In summary, our approach consists of following steps:
- We conduct a series of 10-state structure calculations with varying population parameter
- We evaluate structure calculations in terms of target function and correlations (using PDBcor)
Software installation
This tutorial requires following software:
- CYANA
- Python3
- UCSF Chimera
- PDBcor. In case if PDBcor is not yet installed, please go to this link and follow installation instructions. Later we will refer to the PDBcor installation path as PATH/To/PDBcor
Data preparation
Please follow the following steps:
- Download the demo data.
- Unpack the demo data
Execution
We recommend to use parallel computation for the execution as it will significantly reduce the total running time.
Please follow the following steps carefully (exact Linux commands are given below; you may copy them to a terminal):
First, edit the protein specific data in the folder data/. Make sure, that filenames are kept the same as in the demo. Advanced users can ignore it and fix PREPpop.cya for potential naming errors. Change the protein sequence in the root folder (same filename is not required).
Additionally, do following checks:
Check that init.cya and CALC.cya have rmsdrange variable (range to calculate RMSD of the protein bundle) set to correct value
Check that SPLITpop.cya has nres variable (number of residues) set to correct value. Keep in mind that in this case SPLITpop only takes one sample from the population A and population B. This means that SPLITpop will output a PDB with 40 conformers in 40 separate PDB models given both states A and B are populated or 20 conformers in 20 separate PDB models otherwise.

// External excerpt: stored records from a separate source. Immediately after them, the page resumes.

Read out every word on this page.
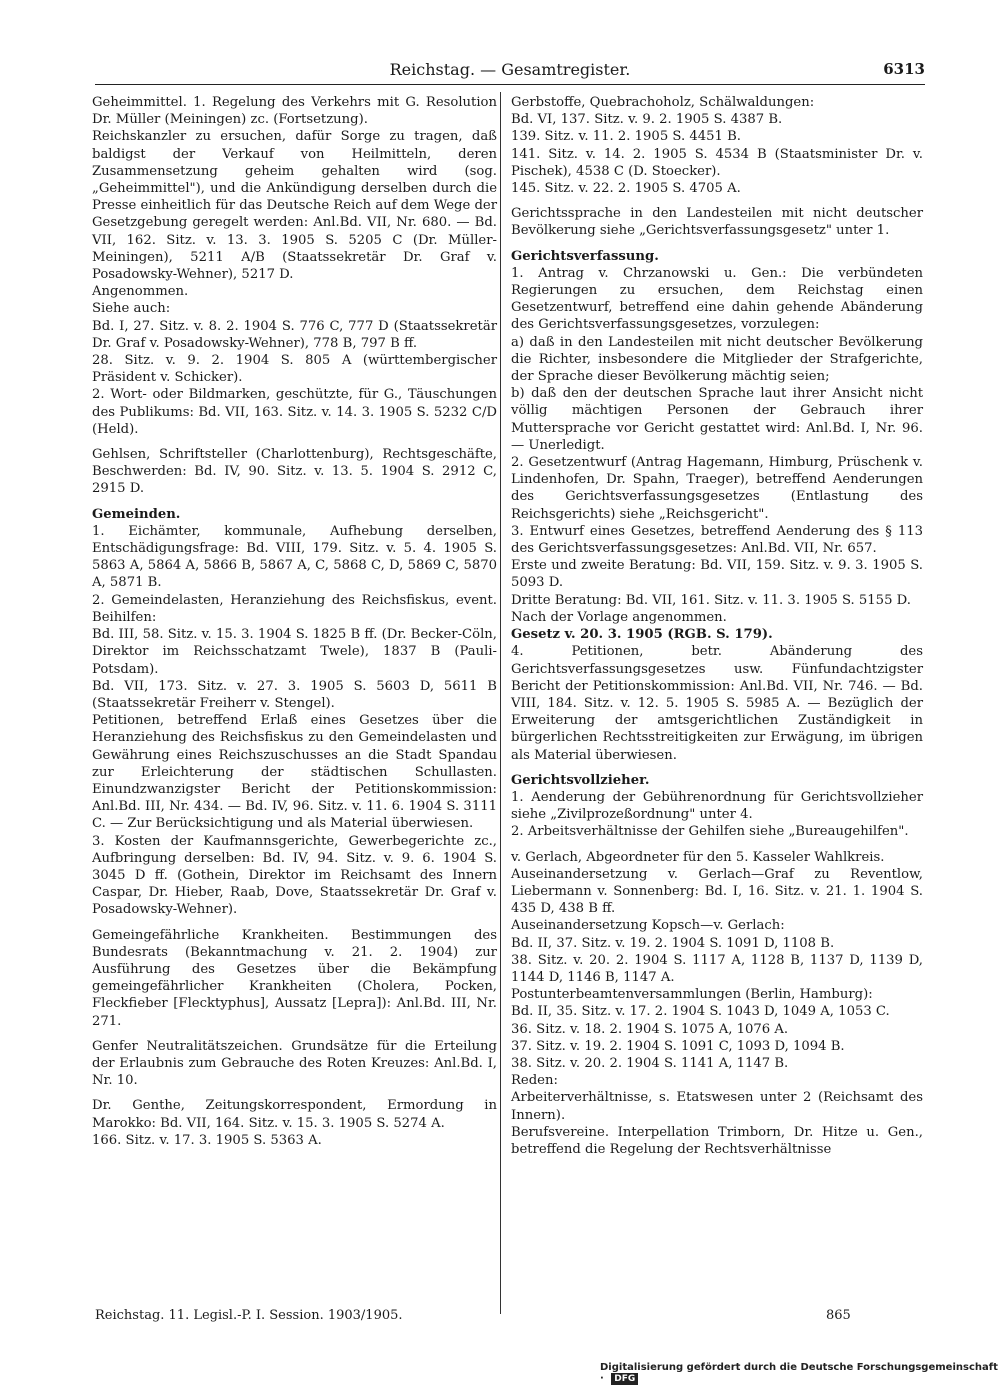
Reichstag. — Gesamtregister.	6313

Geheimmittel. 1. Regelung des Verkehrs mit G. Resolution Dr. Müller (Meiningen) zc. (Fortsetzung).

Reichskanzler zu ersuchen, dafür Sorge zu tragen, daß baldigst der Verkauf von Heilmitteln, deren Zusammensetzung geheim gehalten wird (sog. „Geheimmittel"), und die Ankündigung derselben durch die Presse einheitlich für das Deutsche Reich auf dem Wege der Gesetzgebung geregelt werden: Anl.Bd. VII, Nr. 680. — Bd. VII, 162. Sitz. v. 13. 3. 1905 S. 5205 C (Dr. Müller-Meiningen), 5211 A/B (Staatssekretär Dr. Graf v. Posadowsky-Wehner), 5217 D.

Angenommen.

Siehe auch:

Bd. I, 27. Sitz. v. 8. 2. 1904 S. 776 C, 777 D (Staatssekretär Dr. Graf v. Posadowsky-Wehner), 778 B, 797 B ff.

28. Sitz. v. 9. 2. 1904 S. 805 A (württembergischer Präsident v. Schicker).

2. Wort- oder Bildmarken, geschützte, für G., Täuschungen des Publikums: Bd. VII, 163. Sitz. v. 14. 3. 1905 S. 5232 C/D (Held).

Gehlsen, Schriftsteller (Charlottenburg), Rechtsgeschäfte, Beschwerden: Bd. IV, 90. Sitz. v. 13. 5. 1904 S. 2912 C, 2915 D.

Gemeinden.

1. Eichämter, kommunale, Aufhebung derselben, Entschädigungsfrage: Bd. VIII, 179. Sitz. v. 5. 4. 1905 S. 5863 A, 5864 A, 5866 B, 5867 A, C, 5868 C, D, 5869 C, 5870 A, 5871 B.

2. Gemeindelasten, Heranziehung des Reichsfiskus, event. Beihilfen:

Bd. III, 58. Sitz. v. 15. 3. 1904 S. 1825 B ff. (Dr. Becker-Cöln, Direktor im Reichsschatzamt Twele), 1837 B (Pauli-Potsdam).

Bd. VII, 173. Sitz. v. 27. 3. 1905 S. 5603 D, 5611 B (Staatssekretär Freiherr v. Stengel).

Petitionen, betreffend Erlaß eines Gesetzes über die Heranziehung des Reichsfiskus zu den Gemeindelasten und Gewährung eines Reichszuschusses an die Stadt Spandau zur Erleichterung der städtischen Schullasten. Einundzwanzigster Bericht der Petitionskommission: Anl.Bd. III, Nr. 434. — Bd. IV, 96. Sitz. v. 11. 6. 1904 S. 3111 C. — Zur Berücksichtigung und als Material überwiesen.

3. Kosten der Kaufmannsgerichte, Gewerbegerichte zc., Aufbringung derselben: Bd. IV, 94. Sitz. v. 9. 6. 1904 S. 3045 D ff. (Gothein, Direktor im Reichsamt des Innern Caspar, Dr. Hieber, Raab, Dove, Staatssekretär Dr. Graf v. Posadowsky-Wehner).

Gemeingefährliche Krankheiten. Bestimmungen des Bundesrats (Bekanntmachung v. 21. 2. 1904) zur Ausführung des Gesetzes über die Bekämpfung gemeingefährlicher Krankheiten (Cholera, Pocken, Fleckfieber [Flecktyphus], Aussatz [Lepra]): Anl.Bd. III, Nr. 271.

Genfer Neutralitätszeichen. Grundsätze für die Erteilung der Erlaubnis zum Gebrauche des Roten Kreuzes: Anl.Bd. I, Nr. 10.

Dr. Genthe, Zeitungskorrespondent, Ermordung in Marokko: Bd. VII, 164. Sitz. v. 15. 3. 1905 S. 5274 A.

166. Sitz. v. 17. 3. 1905 S. 5363 A.

Gerbstoffe, Quebrachoholz, Schälwaldungen:

Bd. VI, 137. Sitz. v. 9. 2. 1905 S. 4387 B.

139. Sitz. v. 11. 2. 1905 S. 4451 B.

141. Sitz. v. 14. 2. 1905 S. 4534 B (Staatsminister Dr. v. Pischek), 4538 C (D. Stoecker).

145. Sitz. v. 22. 2. 1905 S. 4705 A.

Gerichtssprache in den Landesteilen mit nicht deutscher Bevölkerung siehe „Gerichtsverfassungsgesetz" unter 1.

Gerichtsverfassung.

1. Antrag v. Chrzanowski u. Gen.: Die verbündeten Regierungen zu ersuchen, dem Reichstag einen Gesetzentwurf, betreffend eine dahin gehende Abänderung des Gerichtsverfassungsgesetzes, vorzulegen:

a) daß in den Landesteilen mit nicht deutscher Bevölkerung die Richter, insbesondere die Mitglieder der Strafgerichte, der Sprache dieser Bevölkerung mächtig seien;

b) daß den der deutschen Sprache laut ihrer Ansicht nicht völlig mächtigen Personen der Gebrauch ihrer Muttersprache vor Gericht gestattet wird: Anl.Bd. I, Nr. 96. — Unerledigt.

2. Gesetzentwurf (Antrag Hagemann, Himburg, Prüschenk v. Lindenhofen, Dr. Spahn, Traeger), betreffend Aenderungen des Gerichtsverfassungsgesetzes (Entlastung des Reichsgerichts) siehe „Reichsgericht".

3. Entwurf eines Gesetzes, betreffend Aenderung des § 113 des Gerichtsverfassungsgesetzes: Anl.Bd. VII, Nr. 657.

Erste und zweite Beratung: Bd. VII, 159. Sitz. v. 9. 3. 1905 S. 5093 D.

Dritte Beratung: Bd. VII, 161. Sitz. v. 11. 3. 1905 S. 5155 D.

Nach der Vorlage angenommen.

Gesetz v. 20. 3. 1905 (RGB. S. 179).

4. Petitionen, betr. Abänderung des Gerichtsverfassungsgesetzes usw. Fünfundachtzigster Bericht der Petitionskommission: Anl.Bd. VII, Nr. 746. — Bd. VIII, 184. Sitz. v. 12. 5. 1905 S. 5985 A. — Bezüglich der Erweiterung der amtsgerichtlichen Zuständigkeit in bürgerlichen Rechtsstreitigkeiten zur Erwägung, im übrigen als Material überwiesen.

Gerichtsvollzieher.

1. Aenderung der Gebührenordnung für Gerichtsvollzieher siehe „Zivilprozeßordnung" unter 4.

2. Arbeitsverhältnisse der Gehilfen siehe „Bureaugehilfen".

v. Gerlach, Abgeordneter für den 5. Kasseler Wahlkreis.

Auseinandersetzung v. Gerlach—Graf zu Reventlow, Liebermann v. Sonnenberg: Bd. I, 16. Sitz. v. 21. 1. 1904 S. 435 D, 438 B ff.

Auseinandersetzung Kopsch—v. Gerlach:

Bd. II, 37. Sitz. v. 19. 2. 1904 S. 1091 D, 1108 B.

38. Sitz. v. 20. 2. 1904 S. 1117 A, 1128 B, 1137 D, 1139 D, 1144 D, 1146 B, 1147 A.

Postunterbeamtenversammlungen (Berlin, Hamburg):

Bd. II, 35. Sitz. v. 17. 2. 1904 S. 1043 D, 1049 A, 1053 C.

36. Sitz. v. 18. 2. 1904 S. 1075 A, 1076 A.

37. Sitz. v. 19. 2. 1904 S. 1091 C, 1093 D, 1094 B.

38. Sitz. v. 20. 2. 1904 S. 1141 A, 1147 B.

Reden:

Arbeiterverhältnisse, s. Etatswesen unter 2 (Reichsamt des Innern).

Berufsvereine. Interpellation Trimborn, Dr. Hitze u. Gen., betreffend die Regelung der Rechtsverhältnisse

Reichstag. 11. Legisl.-P. I. Session. 1903/1905.	865
Digitalisierung gefördert durch die Deutsche Forschungsgemeinschaft · DFG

Then, test the data/ folder by running a test calculation:
cp -r data test cd test cyana PREPpop.cya populations=5,5 cyana -n 20 CALC.cya #cyana CALC.cya if no parallel computing is available
Check that both PREP and CALC scripts run without errors.
Check in program Chimera that resulting structure bundle.pdb is correct.
Check that split structure splitall.pdb is split correct (each conformer 1-nres is a separate PDB model).
Then, edit RUN.cya:
Edit the cyana engine
cyana:=cyana (do it only if you are sure what it is)
If you do not have an access to parallel computation change the line of RUN.cya from
system "pwd; ls -l CALC.cya; $cyana -n 20 CALC inputseed=$seed"
to:
system "pwd; ls -l CALC.cya; $cyana CALC inputseed=$seed"
Then, run the series of two-state structure calculations:
cyana RUN.cya
This creates a folder for each 10-state structure calculation. Final structure is saved as bundle.pdb and final split structure (where each state is an independent model is saved as splitall.pdb).
If you do not have an access to parallel computation change the line of ANALYSE.cya from
system "bsub python PATH/To/PDBcor/correlationExtraction.py $dir/splitall.pdb --therm_iter=5"
to:
system "python PATH/To/PDBcor/correlationExtraction.py $dir/splitall.pdb --therm_iter=5"
Then, activate the PDBcor environment and run the correlation analysis:
source PATH/To/PDBcor/venv/bin/activate cyana ANALYSE.cya
This creates a correlations/ subfolder in each structure calculation folder with a correlation value that can be read from the correlations_backbone.txt file.
Finally, collect results in a single file:
cyana STAT_COLLECT.cya
This collects all correlation and target function values of all executed calculations in a single file using bash script extract_cor_value.sh into the output file results.txt.